In my interpretation, the fundamental issue of the Paralogisms is an ontological one. We are not self-subsistent simple entities or substances. Rather we are actions of intellectual marshaling within which there indivisibly exists the subject (that to which a thought belongs) as well as his thought (with the thought emerging from the subject, the subject converging or coalescing about the thought, holding onto it, or leaving it). I have claimed that for Kant this is the positive conclusion that is revealed in the cogito. Any substantial reality we are is noumenal (in the negative sense) and no part of the positive conclusion of the Paralogisms, as it is no part of what is revealed in the cogito. I argued in Chapter 2 that this ontological claim is crucial for the consistency of the ‘I think’ with Kant’s doctrine of the ideality of space and time. If we were indeed self-subsistent entities to which thoughts belong, we as thinking subjects would have to be atemporal noumenal beings since time exists only in (intellectual accompanying and unifying) pure intuition. An entity with its own intrinsic nature beyond such action could only be temporal by being itself intuited within such action (which we aren’t for Kant) or by being in a time that corresponds to, and so is other than, pure intuition. The latter time simply doesn’t exist for Kant,

and so the entity would have to be atemporal. In my interpretation the Paralogisms precisely make clear how the thinking subject whose intuiting constitutes time is not an atemporal noumenal entity. It makes clear, that is, that the subject which is the source of time and to which everything appears is not noumenal. Nor, however, is the subject appearance, as it is not intuited. It is, rather that intellectual action that accompanies or conceptually unifi es intuiting (analogous to intellectual action accompanying counting), temporal only in that it shifts with the progression of pure intuition. The thinking subject then is neither appearance (intuited) nor thing in itself (atemporal). That it has such a third ontological status is stated by Kant as shown in footnote (a) to B423 where the ‘I think’
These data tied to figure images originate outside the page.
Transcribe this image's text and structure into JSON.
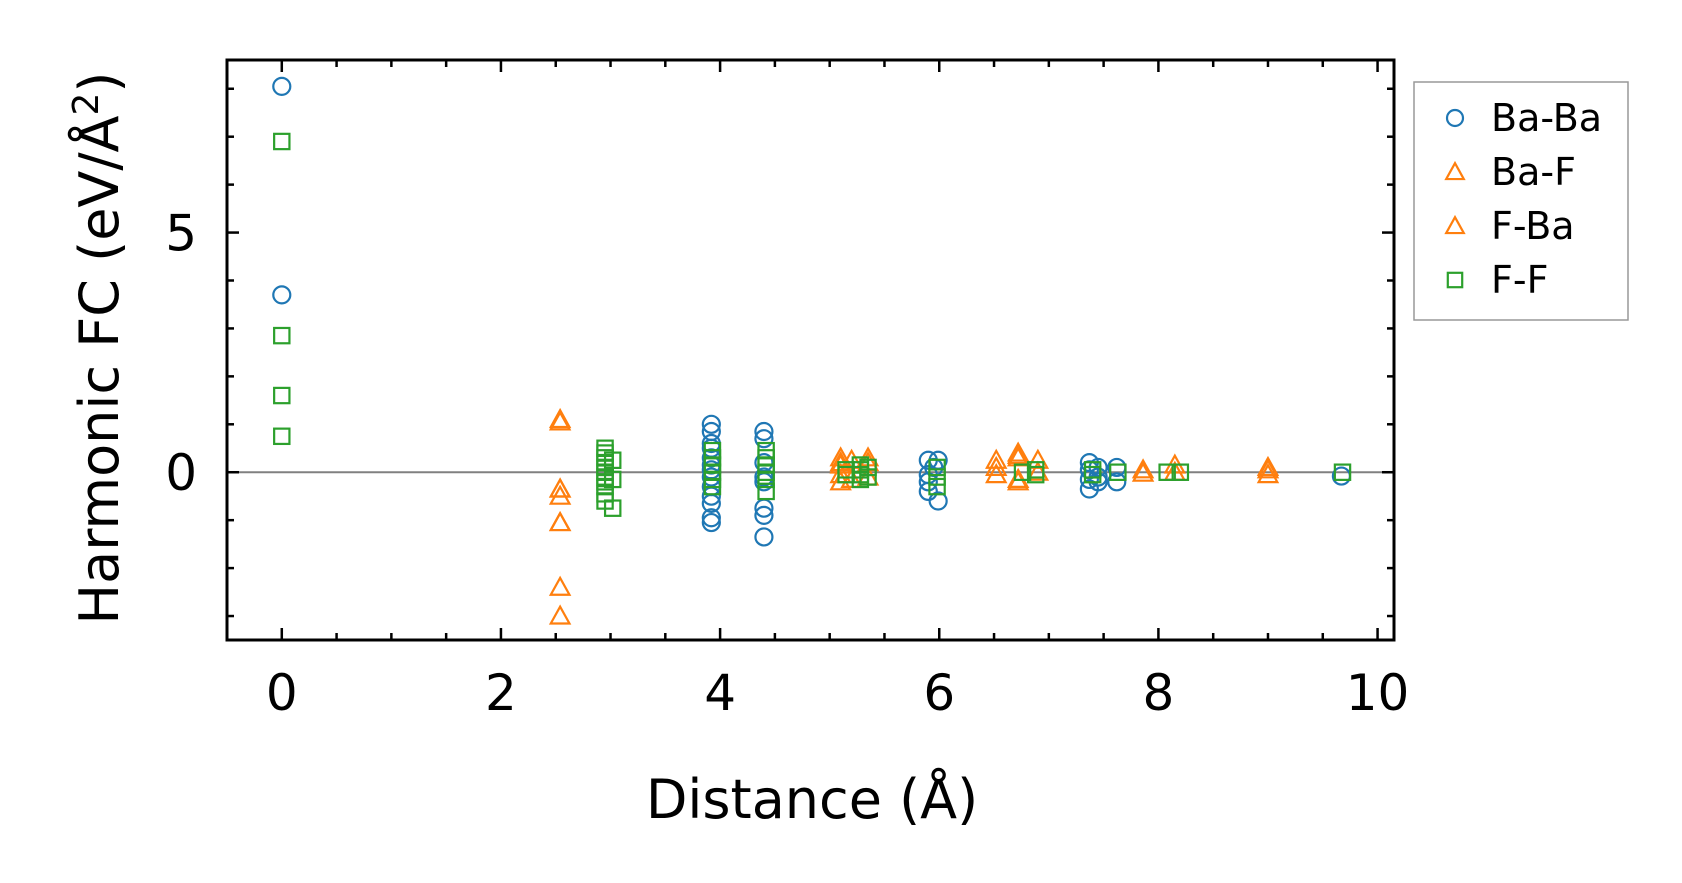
{
  "colors": {
    "Ba-Ba": "#1f77b4",
    "Ba-F": "#ff7f0e",
    "F-Ba": "#ff7f0e",
    "F-F": "#2ca02c",
    "zero_line": "#808080",
    "legend_border": "#999999"
  },
  "chart_data": {
    "type": "scatter",
    "xlabel": "Distance (Å)",
    "ylabel_main": "Harmonic FC (eV/Å",
    "ylabel_sup": "2",
    "ylabel_close": ")",
    "xlim": [
      -0.5,
      10.15
    ],
    "ylim": [
      -3.5,
      8.6
    ],
    "x_ticks": [
      0,
      2,
      4,
      6,
      8,
      10
    ],
    "x_tick_labels": [
      "0",
      "2",
      "4",
      "6",
      "8",
      "10"
    ],
    "y_ticks": [
      0,
      5
    ],
    "y_tick_labels": [
      "0",
      "5"
    ],
    "grid": false,
    "legend_position": "outside-right",
    "zero_line": true,
    "series": [
      {
        "name": "Ba-Ba",
        "marker": "circle",
        "points": [
          [
            0,
            8.05
          ],
          [
            0,
            3.7
          ],
          [
            3.92,
            1.0
          ],
          [
            3.92,
            0.85
          ],
          [
            3.92,
            0.6
          ],
          [
            3.92,
            0.5
          ],
          [
            3.92,
            0.3
          ],
          [
            3.92,
            0.15
          ],
          [
            3.92,
            0.05
          ],
          [
            3.92,
            -0.1
          ],
          [
            3.92,
            -0.3
          ],
          [
            3.92,
            -0.5
          ],
          [
            3.92,
            -0.65
          ],
          [
            3.92,
            -0.95
          ],
          [
            3.92,
            -1.05
          ],
          [
            4.4,
            0.85
          ],
          [
            4.4,
            0.7
          ],
          [
            4.4,
            0.2
          ],
          [
            4.4,
            -0.1
          ],
          [
            4.4,
            -0.2
          ],
          [
            4.4,
            -0.75
          ],
          [
            4.4,
            -0.9
          ],
          [
            4.4,
            -1.35
          ],
          [
            5.9,
            0.25
          ],
          [
            5.95,
            0.1
          ],
          [
            5.9,
            -0.05
          ],
          [
            5.9,
            -0.2
          ],
          [
            5.9,
            -0.4
          ],
          [
            5.99,
            0.25
          ],
          [
            5.99,
            -0.6
          ],
          [
            7.37,
            0.2
          ],
          [
            7.37,
            0.05
          ],
          [
            7.37,
            -0.15
          ],
          [
            7.37,
            -0.35
          ],
          [
            7.45,
            0.1
          ],
          [
            7.45,
            -0.1
          ],
          [
            7.45,
            -0.2
          ],
          [
            7.62,
            0.1
          ],
          [
            7.62,
            -0.2
          ],
          [
            9.67,
            -0.08
          ]
        ]
      },
      {
        "name": "Ba-F",
        "marker": "triangle",
        "points": [
          [
            2.54,
            1.1
          ],
          [
            2.54,
            -0.35
          ],
          [
            2.54,
            -0.5
          ],
          [
            2.54,
            -1.05
          ],
          [
            2.54,
            -2.4
          ],
          [
            2.54,
            -3.0
          ],
          [
            5.1,
            0.3
          ],
          [
            5.1,
            0.15
          ],
          [
            5.1,
            -0.05
          ],
          [
            5.1,
            -0.2
          ],
          [
            5.2,
            0.25
          ],
          [
            5.2,
            -0.15
          ],
          [
            5.35,
            0.3
          ],
          [
            5.35,
            -0.1
          ],
          [
            6.52,
            0.25
          ],
          [
            6.52,
            0.1
          ],
          [
            6.52,
            -0.05
          ],
          [
            6.72,
            0.4
          ],
          [
            6.72,
            0.3
          ],
          [
            6.72,
            -0.15
          ],
          [
            6.72,
            -0.2
          ],
          [
            6.9,
            0.25
          ],
          [
            6.9,
            0.0
          ],
          [
            7.86,
            0.05
          ],
          [
            7.86,
            -0.02
          ],
          [
            8.15,
            0.15
          ],
          [
            8.15,
            0.0
          ],
          [
            9.0,
            0.1
          ],
          [
            9.0,
            -0.05
          ]
        ]
      },
      {
        "name": "F-Ba",
        "marker": "triangle",
        "points": [
          [
            2.54,
            1.05
          ],
          [
            2.54,
            -0.35
          ],
          [
            2.54,
            -1.05
          ],
          [
            5.1,
            0.2
          ],
          [
            5.35,
            0.2
          ],
          [
            6.72,
            0.35
          ],
          [
            9.0,
            0.05
          ]
        ]
      },
      {
        "name": "F-F",
        "marker": "square",
        "points": [
          [
            0,
            6.9
          ],
          [
            0,
            2.85
          ],
          [
            0,
            1.6
          ],
          [
            0,
            0.75
          ],
          [
            2.95,
            0.5
          ],
          [
            2.95,
            0.4
          ],
          [
            2.95,
            0.3
          ],
          [
            2.95,
            0.2
          ],
          [
            2.95,
            0.1
          ],
          [
            2.95,
            0.0
          ],
          [
            2.95,
            -0.1
          ],
          [
            2.95,
            -0.2
          ],
          [
            2.95,
            -0.3
          ],
          [
            2.95,
            -0.45
          ],
          [
            2.95,
            -0.6
          ],
          [
            3.02,
            0.25
          ],
          [
            3.02,
            -0.15
          ],
          [
            3.02,
            -0.75
          ],
          [
            3.93,
            0.45
          ],
          [
            3.93,
            0.3
          ],
          [
            3.93,
            0.15
          ],
          [
            3.93,
            0.0
          ],
          [
            3.93,
            -0.15
          ],
          [
            3.93,
            -0.3
          ],
          [
            4.42,
            0.45
          ],
          [
            4.42,
            0.3
          ],
          [
            4.42,
            0.15
          ],
          [
            4.42,
            0.0
          ],
          [
            4.42,
            -0.15
          ],
          [
            4.42,
            -0.4
          ],
          [
            5.15,
            0.05
          ],
          [
            5.15,
            -0.05
          ],
          [
            5.28,
            0.15
          ],
          [
            5.28,
            0.05
          ],
          [
            5.28,
            -0.05
          ],
          [
            5.28,
            -0.15
          ],
          [
            5.35,
            0.1
          ],
          [
            5.35,
            -0.1
          ],
          [
            5.98,
            0.1
          ],
          [
            5.98,
            -0.1
          ],
          [
            5.98,
            -0.3
          ],
          [
            6.76,
            0.0
          ],
          [
            6.88,
            0.05
          ],
          [
            6.88,
            -0.05
          ],
          [
            7.4,
            0.05
          ],
          [
            7.4,
            -0.05
          ],
          [
            7.63,
            0.0
          ],
          [
            8.08,
            0.0
          ],
          [
            8.2,
            0.0
          ],
          [
            9.68,
            0.0
          ]
        ]
      }
    ]
  }
}
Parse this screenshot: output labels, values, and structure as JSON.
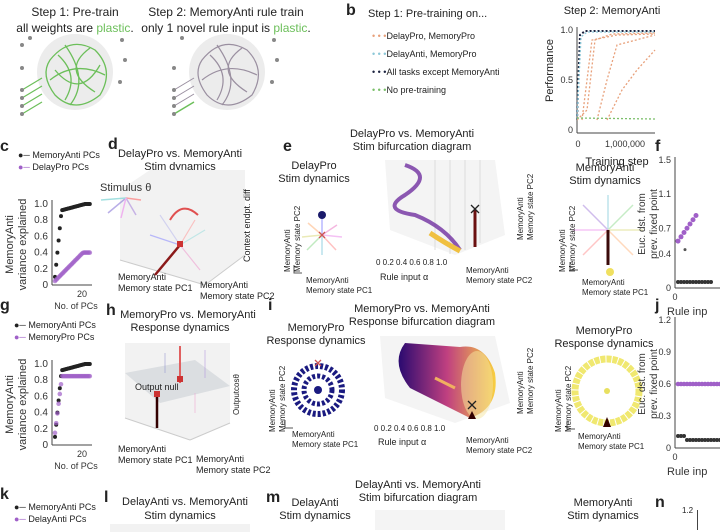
{
  "panel_a": {
    "step1_line1": "Step 1: Pre-train",
    "step1_line2_prefix": "all weights are ",
    "step1_line2_highlight": "plastic",
    "step1_line2_suffix": ".",
    "step2_line1": "Step 2: MemoryAnti rule train",
    "step2_line2_prefix": "only 1 novel rule input is ",
    "step2_line2_highlight": "plastic",
    "step2_line2_suffix": "."
  },
  "panel_b": {
    "label": "b",
    "legend_title": "Step 1: Pre-training on...",
    "legend": [
      {
        "name": "DelayPro, MemoryPro",
        "color": "#e8a07a"
      },
      {
        "name": "DelayAnti, MemoryPro",
        "color": "#8cc8d8"
      },
      {
        "name": "All tasks except MemoryAnti",
        "color": "#1c2340"
      },
      {
        "name": "No pre-training",
        "color": "#7bbf6a"
      }
    ]
  },
  "chart_data": [
    {
      "type": "line",
      "title": "Step 2: MemoryAnti",
      "xlabel": "Training step",
      "ylabel": "Performance",
      "xticks": [
        "0",
        "1,000,000"
      ],
      "yticks": [
        "0",
        "0.5",
        "1.0"
      ],
      "ylim": [
        0,
        1.0
      ]
    },
    {
      "type": "scatter",
      "panel": "c",
      "xlabel": "No. of PCs",
      "ylabel": "MemoryAnti variance explained",
      "xticks": [
        "20"
      ],
      "yticks": [
        "0",
        "0.2",
        "0.4",
        "0.6",
        "0.8",
        "1.0"
      ],
      "legend": [
        "MemoryAnti PCs",
        "DelayPro PCs"
      ]
    },
    {
      "type": "scatter",
      "panel": "f",
      "ylabel": "Euc. dst. from prev. fixed point",
      "xlabel": "Rule inp",
      "xticks": [
        "0"
      ],
      "yticks": [
        "0",
        "0.4",
        "0.7",
        "1.1",
        "1.5"
      ]
    },
    {
      "type": "scatter",
      "panel": "g",
      "xlabel": "No. of PCs",
      "ylabel": "MemoryAnti variance explained",
      "xticks": [
        "20"
      ],
      "yticks": [
        "0",
        "0.2",
        "0.4",
        "0.6",
        "0.8",
        "1.0"
      ],
      "legend": [
        "MemoryAnti PCs",
        "MemoryPro PCs"
      ]
    },
    {
      "type": "scatter",
      "panel": "j",
      "ylabel": "Euc. dst. from prev. fixed point",
      "xlabel": "Rule inp",
      "xticks": [
        "0"
      ],
      "yticks": [
        "0",
        "0.3",
        "0.6",
        "0.9",
        "1.2"
      ]
    }
  ],
  "panel_c": {
    "label": "c",
    "legend": [
      "MemoryAnti PCs",
      "DelayPro PCs"
    ]
  },
  "panel_d": {
    "label": "d",
    "title1": "DelayPro vs. MemoryAnti",
    "title2": "Stim dynamics",
    "stimulus": "Stimulus θ",
    "z_axis": "Context endpt. diff",
    "x_axis1": "MemoryAnti",
    "x_axis2": "Memory state PC1",
    "y_axis1": "MemoryAnti",
    "y_axis2": "Memory state PC2"
  },
  "panel_e": {
    "label": "e",
    "left_title1": "DelayPro",
    "left_title2": "Stim dynamics",
    "mid_title1": "DelayPro vs. MemoryAnti",
    "mid_title2": "Stim bifurcation diagram",
    "right_title1": "MemoryAnti",
    "right_title2": "Stim dynamics",
    "axis_pc1_a": "MemoryAnti",
    "axis_pc1_b": "Memory state PC1",
    "axis_pc2_a": "MemoryAnti",
    "axis_pc2_b": "Memory state PC2",
    "rule_axis": "Rule input α",
    "rule_ticks": "0  0.2  0.4  0.6  0.8  1.0"
  },
  "panel_f": {
    "label": "f"
  },
  "panel_g": {
    "label": "g",
    "legend": [
      "MemoryAnti PCs",
      "MemoryPro PCs"
    ]
  },
  "panel_h": {
    "label": "h",
    "title1": "MemoryPro vs. MemoryAnti",
    "title2": "Response dynamics",
    "output_null": "Output null",
    "z_axis": "Outputcosθ"
  },
  "panel_i": {
    "label": "i",
    "left_title1": "MemoryPro",
    "left_title2": "Response dynamics",
    "mid_title1": "MemoryPro vs. MemoryAnti",
    "mid_title2": "Response bifurcation diagram",
    "right_title1": "MemoryPro",
    "right_title2": "Response dynamics"
  },
  "panel_j": {
    "label": "j"
  },
  "panel_k": {
    "label": "k",
    "legend": [
      "MemoryAnti PCs",
      "DelayAnti PCs"
    ]
  },
  "panel_l": {
    "label": "l",
    "title1": "DelayAnti vs. MemoryAnti",
    "title2": "Stim dynamics"
  },
  "panel_m": {
    "label": "m",
    "left_title1": "DelayAnti",
    "left_title2": "Stim dynamics",
    "mid_title1": "DelayAnti vs. MemoryAnti",
    "mid_title2": "Stim bifurcation diagram",
    "right_title1": "MemoryAnti",
    "right_title2": "Stim dynamics"
  },
  "panel_n": {
    "label": "n",
    "ytick_top": "1.2"
  },
  "colors": {
    "plastic": "#6cbf5a",
    "network_green": "#6cbf5a",
    "network_gray": "#9a8fa0",
    "purple": "#a060c8",
    "black": "#222222"
  }
}
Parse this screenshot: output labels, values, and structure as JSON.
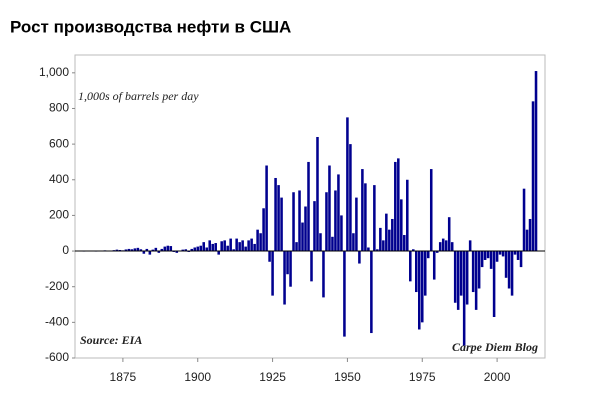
{
  "chart_data": {
    "type": "bar",
    "title": "Рост производства нефти в США",
    "annotations": [
      "1,000s of barrels per day",
      "Source: EIA",
      "Carpe Diem Blog"
    ],
    "color": "#00008f",
    "xlim": [
      1859,
      2016
    ],
    "ylim": [
      -600,
      1100
    ],
    "xticks": [
      1875,
      1900,
      1925,
      1950,
      1975,
      2000
    ],
    "yticks": [
      {
        "value": 1000,
        "label": "1,000"
      },
      800,
      600,
      400,
      200,
      0,
      -200,
      -400,
      -600
    ],
    "x": [
      1860,
      1861,
      1862,
      1863,
      1864,
      1865,
      1866,
      1867,
      1868,
      1869,
      1870,
      1871,
      1872,
      1873,
      1874,
      1875,
      1876,
      1877,
      1878,
      1879,
      1880,
      1881,
      1882,
      1883,
      1884,
      1885,
      1886,
      1887,
      1888,
      1889,
      1890,
      1891,
      1892,
      1893,
      1894,
      1895,
      1896,
      1897,
      1898,
      1899,
      1900,
      1901,
      1902,
      1903,
      1904,
      1905,
      1906,
      1907,
      1908,
      1909,
      1910,
      1911,
      1912,
      1913,
      1914,
      1915,
      1916,
      1917,
      1918,
      1919,
      1920,
      1921,
      1922,
      1923,
      1924,
      1925,
      1926,
      1927,
      1928,
      1929,
      1930,
      1931,
      1932,
      1933,
      1934,
      1935,
      1936,
      1937,
      1938,
      1939,
      1940,
      1941,
      1942,
      1943,
      1944,
      1945,
      1946,
      1947,
      1948,
      1949,
      1950,
      1951,
      1952,
      1953,
      1954,
      1955,
      1956,
      1957,
      1958,
      1959,
      1960,
      1961,
      1962,
      1963,
      1964,
      1965,
      1966,
      1967,
      1968,
      1969,
      1970,
      1971,
      1972,
      1973,
      1974,
      1975,
      1976,
      1977,
      1978,
      1979,
      1980,
      1981,
      1982,
      1983,
      1984,
      1985,
      1986,
      1987,
      1988,
      1989,
      1990,
      1991,
      1992,
      1993,
      1994,
      1995,
      1996,
      1997,
      1998,
      1999,
      2000,
      2001,
      2002,
      2003,
      2004,
      2005,
      2006,
      2007,
      2008,
      2009,
      2010,
      2011,
      2012,
      2013
    ],
    "values": [
      1,
      2,
      -2,
      3,
      1,
      2,
      -1,
      3,
      2,
      4,
      2,
      3,
      5,
      8,
      6,
      4,
      9,
      12,
      10,
      15,
      18,
      10,
      -15,
      12,
      -20,
      8,
      18,
      -10,
      12,
      25,
      30,
      28,
      -5,
      -10,
      2,
      8,
      10,
      -5,
      12,
      20,
      25,
      30,
      50,
      20,
      60,
      40,
      45,
      -20,
      55,
      60,
      30,
      70,
      10,
      70,
      50,
      60,
      25,
      60,
      70,
      40,
      120,
      100,
      240,
      480,
      -60,
      -250,
      410,
      370,
      300,
      -300,
      -130,
      -200,
      330,
      50,
      340,
      160,
      250,
      500,
      -170,
      280,
      640,
      100,
      -260,
      330,
      480,
      80,
      340,
      430,
      200,
      -480,
      750,
      600,
      100,
      300,
      -70,
      460,
      380,
      20,
      -460,
      370,
      10,
      130,
      60,
      210,
      120,
      180,
      500,
      520,
      290,
      90,
      400,
      -170,
      10,
      -230,
      -440,
      -400,
      -250,
      -40,
      460,
      -160,
      -10,
      50,
      70,
      60,
      190,
      50,
      -290,
      -330,
      -250,
      -530,
      -300,
      60,
      -230,
      -330,
      -210,
      -90,
      -50,
      -40,
      -100,
      -370,
      -60,
      -20,
      -30,
      -150,
      -210,
      -250,
      -20,
      -50,
      -90,
      350,
      120,
      180,
      840,
      1010
    ]
  }
}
signifi es only something real that is given . . . not as appearance, nor as thing in itself (noumenon) but as something that actually exists, and

which in the proposition “I think” is denoted as such. (italics mine; see also B157)

I believe that in part it is ignoring, or at least failing to come to grips with, this third ontological status that leads to all the interpretations according to which the positive doctrine of the Paralogisms is that the thinking subject is somehow not fully and concretely real at all.